Although the effect of the recession on government’s spending capacity cannot be ignored, unions feel Zuma threw industries a lifeline in his address to help ease the strain.
”There were measures announced to deal with the recession,” Fongqo said. ”So we are saying don’t use the recession as something to hide behind.”
But government is upbeat that the negotiation season will be more constructive than it has been in the past. Public officials experienced in wage negotiations cite the new-found trust between the government and the trade unions following the election campaign as a basis for fruitful negotiations.
”The willingness that there is now to listen is amazing. It is now negotiating season, so it is usual to find the rhetoric, emotions running high, but people are realistic. Although much noise is made, people are actually saying, please listen to us. We are talking every day, we are making progress,” said one official.

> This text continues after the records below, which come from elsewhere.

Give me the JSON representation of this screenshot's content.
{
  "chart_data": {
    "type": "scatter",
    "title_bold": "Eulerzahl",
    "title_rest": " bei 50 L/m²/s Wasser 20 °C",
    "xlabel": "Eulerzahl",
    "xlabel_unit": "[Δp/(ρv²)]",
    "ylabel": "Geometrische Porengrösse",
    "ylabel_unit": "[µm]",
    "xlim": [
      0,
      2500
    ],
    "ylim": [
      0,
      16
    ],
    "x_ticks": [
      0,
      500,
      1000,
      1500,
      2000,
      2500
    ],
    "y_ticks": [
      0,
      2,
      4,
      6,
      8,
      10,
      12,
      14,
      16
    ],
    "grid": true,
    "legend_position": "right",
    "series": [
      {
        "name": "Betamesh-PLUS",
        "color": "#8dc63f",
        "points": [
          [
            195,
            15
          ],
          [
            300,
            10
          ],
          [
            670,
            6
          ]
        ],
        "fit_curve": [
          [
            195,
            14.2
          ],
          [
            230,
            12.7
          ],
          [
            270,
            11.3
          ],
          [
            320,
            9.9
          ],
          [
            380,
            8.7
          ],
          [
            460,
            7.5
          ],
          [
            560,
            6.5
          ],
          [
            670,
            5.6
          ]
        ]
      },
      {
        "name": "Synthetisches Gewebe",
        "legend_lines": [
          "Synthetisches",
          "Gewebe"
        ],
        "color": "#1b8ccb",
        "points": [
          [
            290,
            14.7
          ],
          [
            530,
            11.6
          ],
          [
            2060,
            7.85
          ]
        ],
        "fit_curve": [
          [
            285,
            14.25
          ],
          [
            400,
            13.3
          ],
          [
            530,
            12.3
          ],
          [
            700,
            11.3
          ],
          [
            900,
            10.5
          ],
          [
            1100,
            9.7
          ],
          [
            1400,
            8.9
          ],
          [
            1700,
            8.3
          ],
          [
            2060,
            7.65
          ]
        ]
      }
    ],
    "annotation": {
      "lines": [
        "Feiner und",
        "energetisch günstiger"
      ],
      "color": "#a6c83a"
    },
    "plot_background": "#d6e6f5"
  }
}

Government officials expect the negotiating parties to be less hostile to each other because labour has proved its loyalty to the ANC while government is seeing the labour movement in a different light.
”A couple of months ago things were different,” one official said. ”Unions felt sidelined, they were not taken seriously. They said the previous regime does not listen to them. Unions are beginning to say this is not an anti-labour government and government is seeing they are not the type of trade union that is hell-bent on chaos.
”The government may have previously had the attitude that they demand too much. Now both sides are finding each other and there is a whole change in the leadership style on both sides. You can’t ignore that the trade unions played a significant role in the overwhelming number of votes the ANC received in the last elections.”
The new wage negotiation season is due to start in July, but insiders say it will probably not take off until the issue of the OSD for doctors has been clarified.